Semana passada acompanhei a discussão de um casal no ponto do ônibus. “Te vi com aquele barbudo de novo. O que ele queria?” Ela, com ares da mais fingida inocência, justificava ser apenas amigo de seu irmão. “Eu percebi teu jeito de olhar. Provocando ele. E aquela blusa que comprei para usar só comigo? Nem terminei de pagar e tu já sai como se todo dia fosse festa. E com outro?” Reclamou o desconfiado namorado.
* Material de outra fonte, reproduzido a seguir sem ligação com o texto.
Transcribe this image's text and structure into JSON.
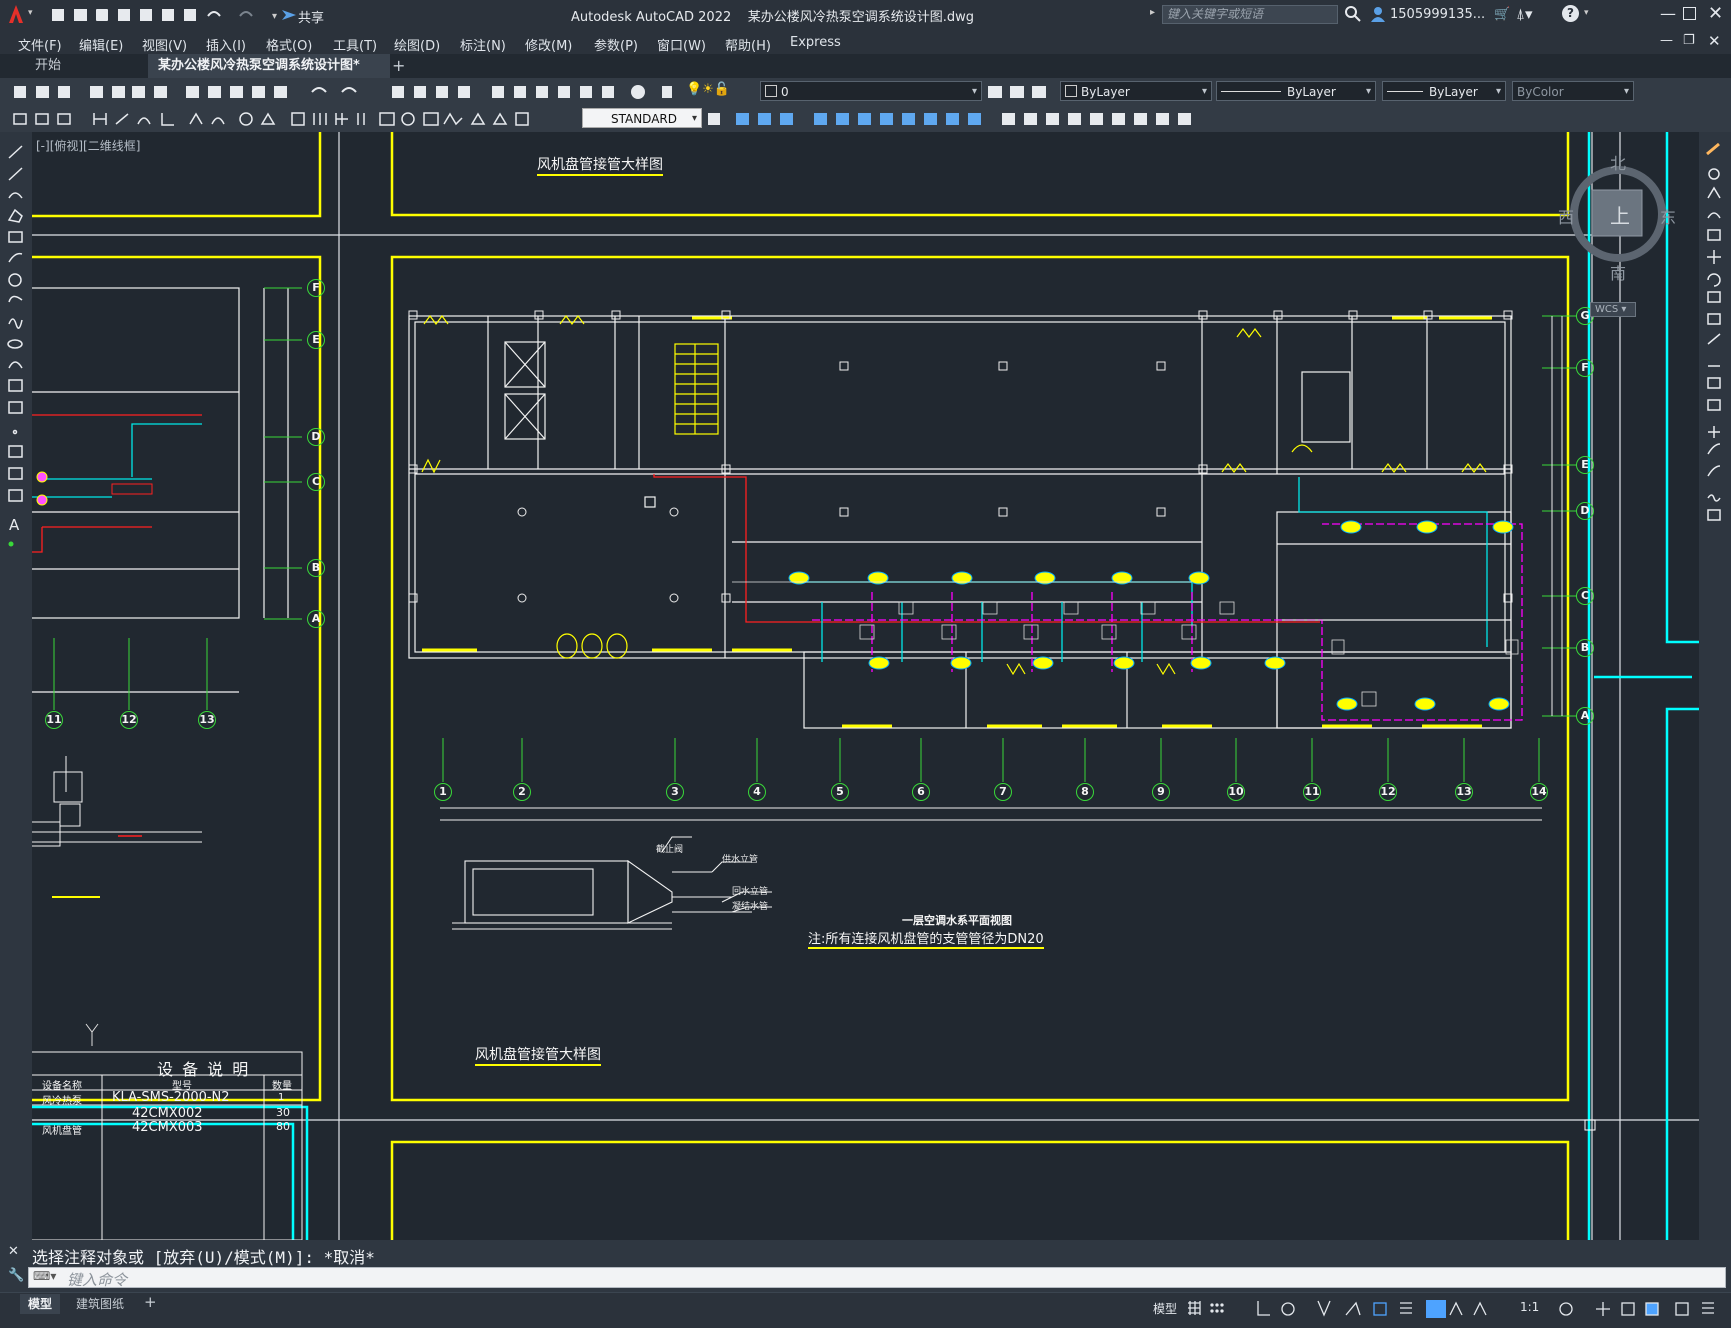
{
  "app": {
    "title": "Autodesk AutoCAD 2022",
    "filename": "某办公楼风冷热泵空调系统设计图.dwg",
    "share_label": "共享",
    "search_placeholder": "键入关键字或短语",
    "user": "1505999135...",
    "help": "?"
  },
  "menu": [
    "文件(F)",
    "编辑(E)",
    "视图(V)",
    "插入(I)",
    "格式(O)",
    "工具(T)",
    "绘图(D)",
    "标注(N)",
    "修改(M)",
    "参数(P)",
    "窗口(W)",
    "帮助(H)",
    "Express"
  ],
  "tabs": {
    "start": "开始",
    "active": "某办公楼风冷热泵空调系统设计图*",
    "close": "×",
    "add": "+"
  },
  "toolbar": {
    "layer": "0",
    "color": "ByLayer",
    "linetype": "ByLayer",
    "lineweight": "ByLayer",
    "plotstyle": "ByColor",
    "textstyle": "STANDARD"
  },
  "viewport": {
    "label": "[-][俯视][二维线框]",
    "compass": {
      "n": "北",
      "s": "南",
      "e": "东",
      "w": "西",
      "top": "上",
      "wcs": "WCS"
    }
  },
  "drawing": {
    "title_top": "风机盘管接管大样图",
    "plan_title": "一层空调水系平面视图",
    "note": "注:所有连接风机盘管的支管管径为DN20",
    "detail_title": "风机盘管接管大样图",
    "label_valve": "截止阀",
    "label_supply": "供水立管",
    "label_return": "回水立管",
    "label_drain": "凝结水管",
    "equipment_table": {
      "title": "设 备 说 明",
      "headers": [
        "设备名称",
        "型号",
        "数量"
      ],
      "rows": [
        [
          "风冷热泵",
          "KLA-SMS-2000-N2",
          "1"
        ],
        [
          "",
          "42CMX002",
          "30"
        ],
        [
          "风机盘管",
          "42CMX003",
          "80"
        ]
      ]
    },
    "axis_numbers": [
      "1",
      "2",
      "3",
      "4",
      "5",
      "6",
      "7",
      "8",
      "9",
      "10",
      "11",
      "12",
      "13",
      "14"
    ],
    "axis_letters": [
      "G",
      "F",
      "E",
      "D",
      "C",
      "B",
      "A"
    ],
    "left_axis_letters": [
      "F",
      "E",
      "D",
      "C",
      "B",
      "A"
    ],
    "left_axis_numbers": [
      "11",
      "12",
      "13"
    ]
  },
  "command": {
    "history": "选择注释对象或 [放弃(U)/模式(M)]: *取消*",
    "placeholder": "键入命令"
  },
  "status": {
    "model_tab": "模型",
    "layout_tab": "建筑图纸",
    "add": "+",
    "model": "模型",
    "scale": "1:1"
  }
}
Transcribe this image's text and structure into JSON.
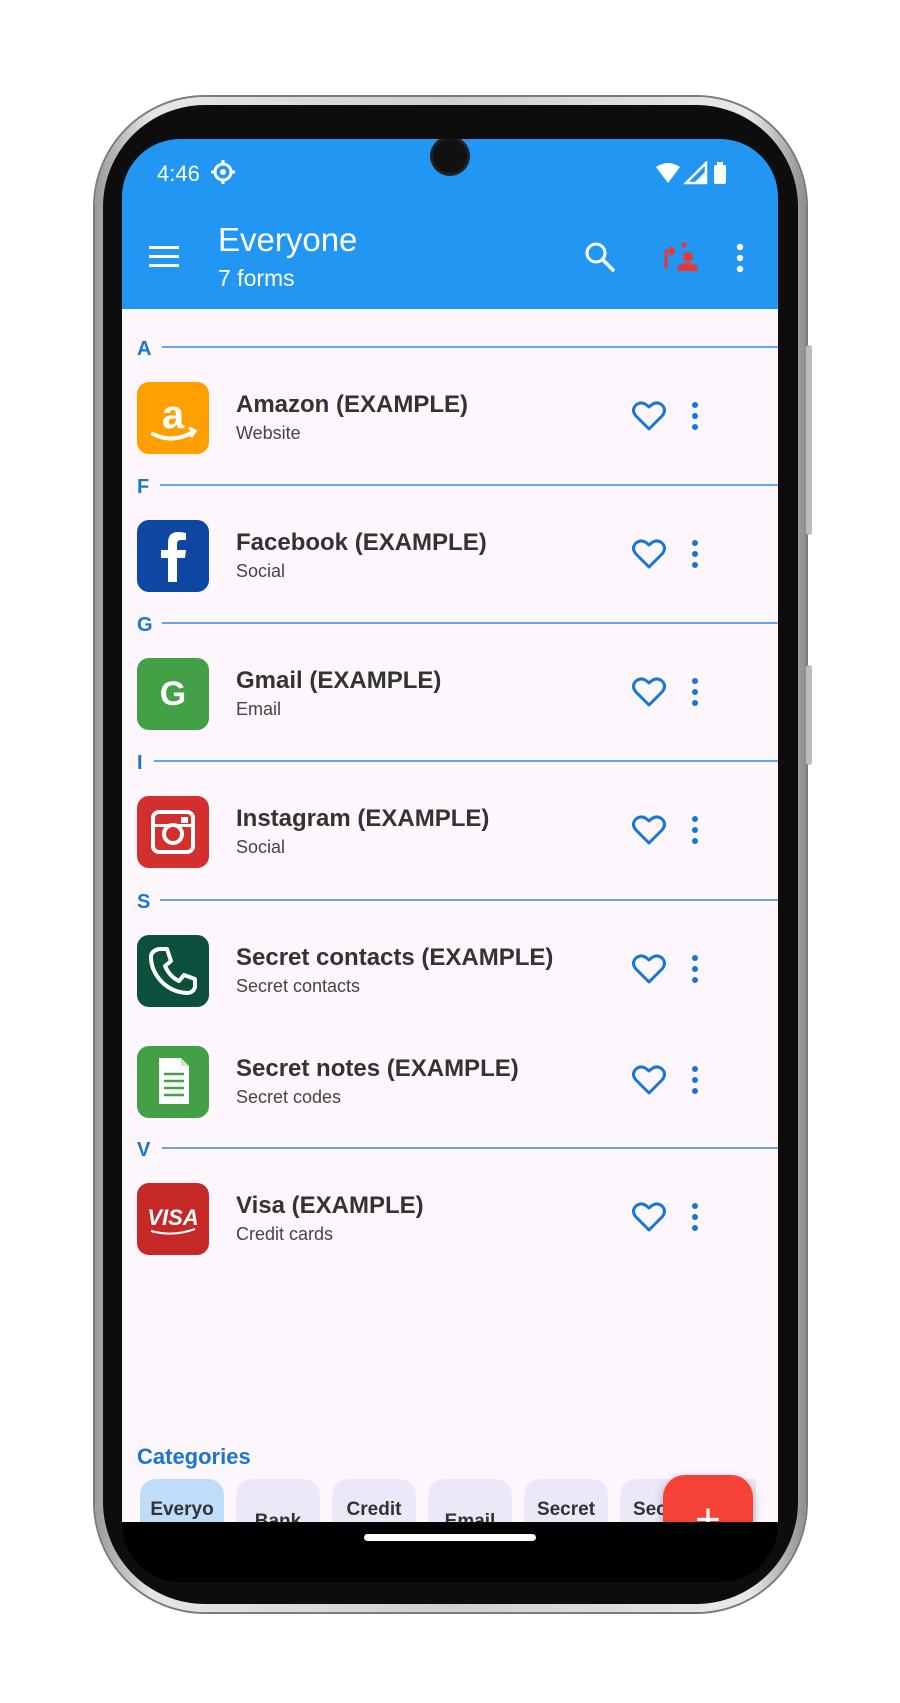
{
  "status_bar": {
    "time": "4:46"
  },
  "app_bar": {
    "title": "Everyone",
    "subtitle": "7 forms"
  },
  "sections": [
    {
      "letter": "A"
    },
    {
      "letter": "F"
    },
    {
      "letter": "G"
    },
    {
      "letter": "I"
    },
    {
      "letter": "S"
    },
    {
      "letter": "V"
    }
  ],
  "items": [
    {
      "title": "Amazon (EXAMPLE)",
      "subtitle": "Website",
      "icon": "amazon-icon",
      "color": "#ff9900"
    },
    {
      "title": "Facebook (EXAMPLE)",
      "subtitle": "Social",
      "icon": "facebook-icon",
      "color": "#0d47a1"
    },
    {
      "title": "Gmail (EXAMPLE)",
      "subtitle": "Email",
      "icon": "gmail-icon",
      "color": "#43a047"
    },
    {
      "title": "Instagram (EXAMPLE)",
      "subtitle": "Social",
      "icon": "instagram-icon",
      "color": "#d32f2f"
    },
    {
      "title": "Secret contacts (EXAMPLE)",
      "subtitle": "Secret contacts",
      "icon": "phone-icon",
      "color": "#0b4f3c"
    },
    {
      "title": "Secret notes (EXAMPLE)",
      "subtitle": "Secret codes",
      "icon": "notes-icon",
      "color": "#43a047"
    },
    {
      "title": "Visa (EXAMPLE)",
      "subtitle": "Credit cards",
      "icon": "visa-icon",
      "color": "#c62828"
    }
  ],
  "categories": {
    "title": "Categories",
    "chips": [
      {
        "label": "Everyone",
        "active": true
      },
      {
        "label": "Bank"
      },
      {
        "label": "Credit cards"
      },
      {
        "label": "Email"
      },
      {
        "label": "Secret codes"
      },
      {
        "label": "Secret contacts"
      }
    ]
  },
  "fab": {
    "label": "+"
  },
  "colors": {
    "primary": "#2196f3",
    "accent": "#f44336",
    "link": "#1976d2"
  }
}
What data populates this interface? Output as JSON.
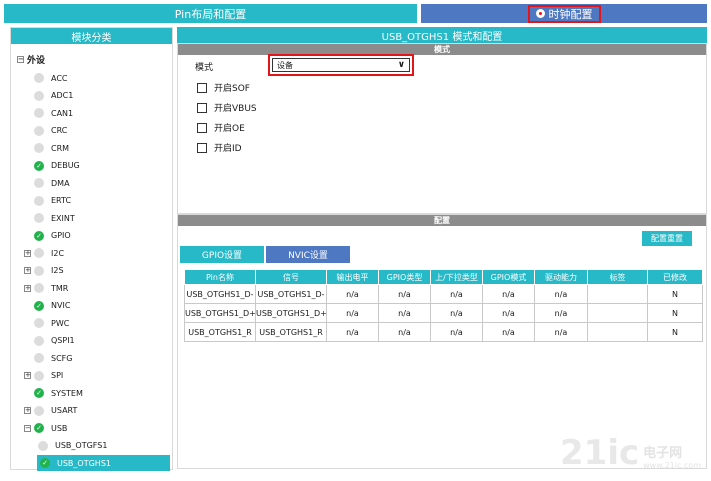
{
  "tabs": {
    "pin_layout": "Pin布局和配置",
    "clock_config": "时钟配置"
  },
  "left": {
    "title": "模块分类",
    "root_label": "外设",
    "items": [
      {
        "label": "ACC",
        "status": "gray",
        "expandable": false
      },
      {
        "label": "ADC1",
        "status": "gray",
        "expandable": false
      },
      {
        "label": "CAN1",
        "status": "gray",
        "expandable": false
      },
      {
        "label": "CRC",
        "status": "gray",
        "expandable": false
      },
      {
        "label": "CRM",
        "status": "gray",
        "expandable": false
      },
      {
        "label": "DEBUG",
        "status": "green",
        "expandable": false
      },
      {
        "label": "DMA",
        "status": "gray",
        "expandable": false
      },
      {
        "label": "ERTC",
        "status": "gray",
        "expandable": false
      },
      {
        "label": "EXINT",
        "status": "gray",
        "expandable": false
      },
      {
        "label": "GPIO",
        "status": "green",
        "expandable": false
      },
      {
        "label": "I2C",
        "status": "gray",
        "expandable": true
      },
      {
        "label": "I2S",
        "status": "gray",
        "expandable": true
      },
      {
        "label": "TMR",
        "status": "gray",
        "expandable": true
      },
      {
        "label": "NVIC",
        "status": "green",
        "expandable": false
      },
      {
        "label": "PWC",
        "status": "gray",
        "expandable": false
      },
      {
        "label": "QSPI1",
        "status": "gray",
        "expandable": false
      },
      {
        "label": "SCFG",
        "status": "gray",
        "expandable": false
      },
      {
        "label": "SPI",
        "status": "gray",
        "expandable": true
      },
      {
        "label": "SYSTEM",
        "status": "green",
        "expandable": false
      },
      {
        "label": "USART",
        "status": "gray",
        "expandable": true
      },
      {
        "label": "USB",
        "status": "green",
        "expandable": true
      }
    ],
    "usb_children": [
      {
        "label": "USB_OTGFS1",
        "status": "gray"
      },
      {
        "label": "USB_OTGHS1",
        "status": "green",
        "selected": true
      }
    ]
  },
  "main": {
    "title": "USB_OTGHS1 模式和配置",
    "mode_section": "模式",
    "mode_label": "模式",
    "mode_value": "设备",
    "checkboxes": [
      "开启SOF",
      "开启VBUS",
      "开启OE",
      "开启ID"
    ],
    "config_section": "配置",
    "reset_button": "配置重置",
    "sub_tabs": [
      "GPIO设置",
      "NVIC设置"
    ],
    "table": {
      "headers": [
        "Pin名称",
        "信号",
        "输出电平",
        "GPIO类型",
        "上/下拉类型",
        "GPIO模式",
        "驱动能力",
        "标签",
        "已修改"
      ],
      "rows": [
        [
          "USB_OTGHS1_D-",
          "USB_OTGHS1_D-",
          "n/a",
          "n/a",
          "n/a",
          "n/a",
          "n/a",
          "",
          "N"
        ],
        [
          "USB_OTGHS1_D+",
          "USB_OTGHS1_D+",
          "n/a",
          "n/a",
          "n/a",
          "n/a",
          "n/a",
          "",
          "N"
        ],
        [
          "USB_OTGHS1_R",
          "USB_OTGHS1_R",
          "n/a",
          "n/a",
          "n/a",
          "n/a",
          "n/a",
          "",
          "N"
        ]
      ]
    }
  },
  "watermark": {
    "big": "21ic",
    "cn": "电子网",
    "url": "www.21ic.com"
  },
  "colors": {
    "accent": "#27b9c7",
    "tab_blue": "#4f78c3",
    "highlight_red": "#e3151a",
    "status_green": "#22b24c"
  }
}
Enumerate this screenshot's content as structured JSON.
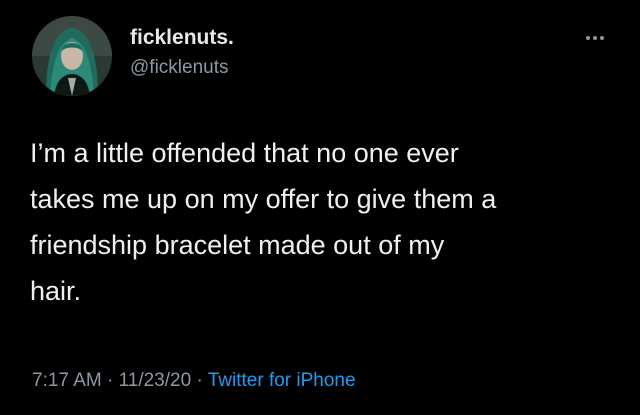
{
  "author": {
    "display_name": "ficklenuts.",
    "handle": "@ficklenuts",
    "avatar_icon": "profile-photo"
  },
  "more_icon": "more-dots-icon",
  "tweet": {
    "lines": [
      "I’m a little offended that no one ever",
      "takes me up on my offer to give them a",
      "friendship bracelet made out of my",
      "hair."
    ]
  },
  "meta": {
    "time": "7:17 AM",
    "separator": " · ",
    "date": "11/23/20",
    "source": "Twitter for iPhone"
  },
  "colors": {
    "background": "#000000",
    "text": "#e7e9ea",
    "muted": "#8b98a5",
    "link": "#1d9bf0"
  }
}
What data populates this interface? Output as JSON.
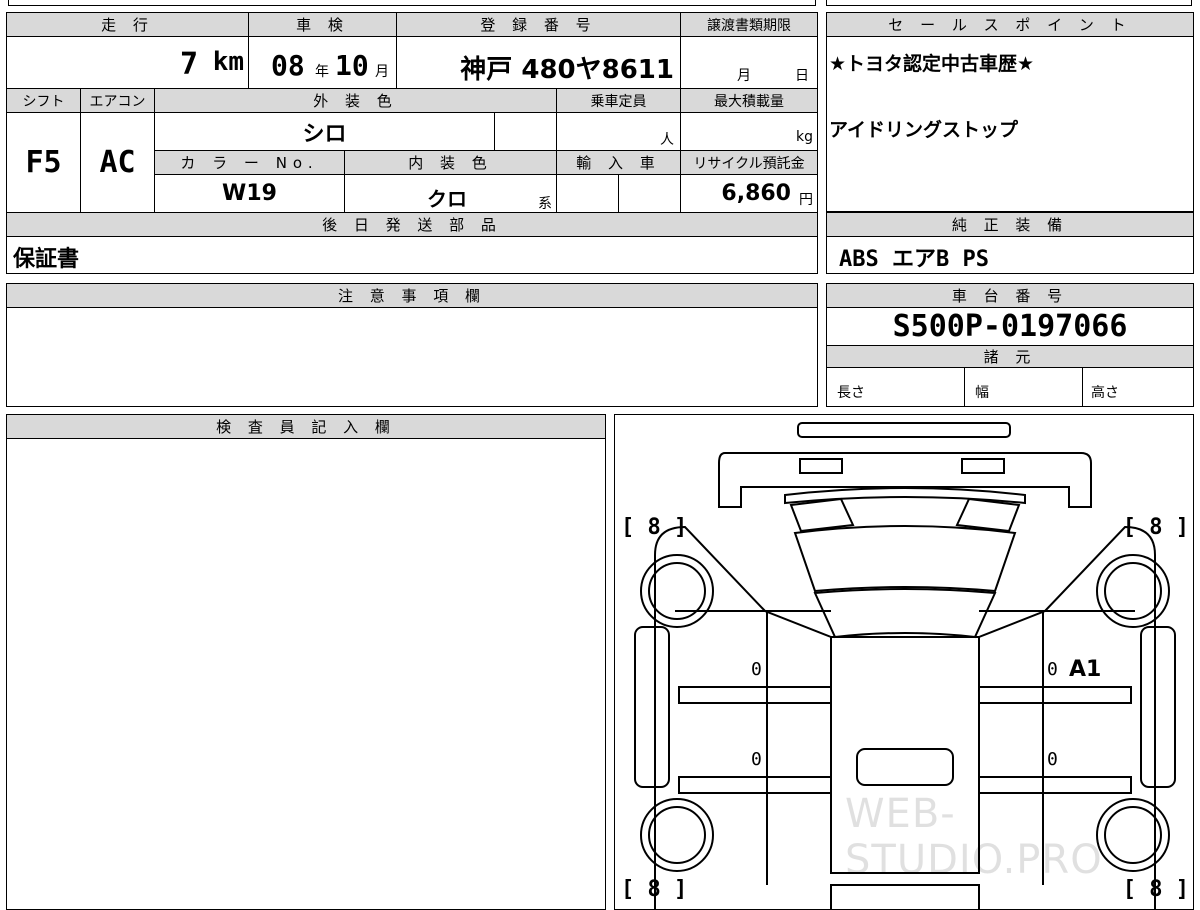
{
  "headers": {
    "mileage": "走 行",
    "inspection": "車 検",
    "registration": "登 録 番 号",
    "transfer_deadline": "譲渡書類期限",
    "sales_point": "セ ー ル ス ポ イ ン ト",
    "shift": "シフト",
    "aircon": "エアコン",
    "exterior_color": "外 装 色",
    "capacity": "乗車定員",
    "max_load": "最大積載量",
    "color_no": "カ ラ ー No.",
    "interior_color": "内 装 色",
    "import": "輸 入 車",
    "recycle": "リサイクル預託金",
    "later_parts": "後 日 発 送 部 品",
    "genuine_equipment": "純 正 装 備",
    "notes": "注 意 事 項 欄",
    "chassis_number": "車 台 番 号",
    "specs": "諸 元",
    "inspector": "検 査 員 記 入 欄"
  },
  "values": {
    "mileage_num": "7",
    "mileage_unit": "km",
    "inspection_year": "08",
    "year_unit": "年",
    "inspection_month": "10",
    "month_unit": "月",
    "registration_number": "神戸 480ヤ8611",
    "transfer_month": "月",
    "transfer_day": "日",
    "sales_point_1": "★トヨタ認定中古車歴★",
    "sales_point_2": "アイドリングストップ",
    "shift": "F5",
    "aircon": "AC",
    "exterior_color": "シロ",
    "capacity_unit": "人",
    "max_load_unit": "kg",
    "color_no": "W19",
    "interior_color": "クロ",
    "interior_suffix": "系",
    "recycle_amount": "6,860",
    "recycle_unit": "円",
    "later_parts": "保証書",
    "genuine_equipment": "ABS エアB PS",
    "chassis_number": "S500P-0197066",
    "length_label": "長さ",
    "width_label": "幅",
    "height_label": "高さ"
  },
  "diagram": {
    "tire_fl": "[ 8 ]",
    "tire_fr": "[ 8 ]",
    "tire_rl": "[ 8 ]",
    "tire_rr": "[ 8 ]",
    "mark_0a": "0",
    "mark_0b": "0",
    "mark_0c": "0",
    "mark_0d": "0",
    "damage_code": "A1",
    "watermark": "WEB-STUDIO.PRO"
  }
}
Minutos depois, a senhora sentada a meu lado, cochicha maldosamente: “Essa deve ser tinhosa…” Eu via uma garota mal saída da adolescência – que sensualizava para a comunidade do Tik Tok e outros – a seguir o caminho natural e seletivo da vida. Confesso que torci pelo tal barbudo ser mais esperto do que aquele pobre infeliz.
Dois dias depois, no mesmo ponto de ônibus, quem eu avistei? A garota, a polêmica blusa, e outro rapaz. Sim, era ele: o barbudo! Ignorando todos nós, ela se desmanchava no jogo típico da idade onde hormônios atropelam neurônios. “Te curto muito”, repetia o galã canastrão. Ela excitava-se: “Tu é louco!” Ele sussurrou algo enquanto envolvia a cintura da guria que, se fazendo de indignada rosnou:
“Não sou dessas de baile funk!” O barbudo não perdeu tempo: “Quem disse que eu quero dançar contigo?” Ambos riram maliciosamente e o ônibus arrancou. Com o ruído não ouvi mais nada. Aliás, não ouvimos, pois todos os passageiros daquele horário matinal, já acompanhavam as aventuras amorosas da guria.
No dia seguinte, lá estávamos à espera de mais um capítulo daquela novela urbana. Aprendíamos que portabilidade não é apenas entre tecnologias digitais. E não é que ela chegou com o namorado oficial? Sim, aquele mesmo que gastara seu dinheiro comprando blusinha sexy. Pelo jeito haviam selado a paz. Entre amassos apertados ele perguntava qual seria o presente que ela lhe daria de aniversário.
“Ai amor, tens tudo. Vou pensar em algo que só tu pode ter. E eu, vou ganhar o quê?” Empolgado, mostrou o cartão da loja. De lá viria, quem sabe, mais roupinhas. “Vamos passar o fim de semana na praia. É barato no inverno, já reservei hotel!,” anunciou o moço.
Nós, testemunhas habituais desta história de encontros e desencontros, amor e traição, já suspirávamos conformados, quando percebemos que o abraço dela, bem apertado, no namorado, era mais do que reconhecida gratidão por tão bons presentes.
Do outro lado da rua, o barbudo desviava a rota, alertado por ela que, com as mãozinhas nervosas, o mandava seguir adiante. Quase me bateu pena do pobre e ingênuo namorado. Mas olhando bem no fundo daqueles olhos sem brilho ou personalidade, achei que ele merecia. E que a moça tirasse tudo o que pudesse o quanto antes, porque o tempo é inimigo dos amantes voláteis e fúteis.
Um dia, sua única moeda de troca se manterá empinada a base desses jeans de esperto elastano. À nossa musa do circular, poderá restar o suplício, o castigo de passar o resto da vida ao lado de um manso alegre. Isso se o tal não encontrar outra ave rapineira pelo caminho. A carne é fraca. Especialmente a dos tolos.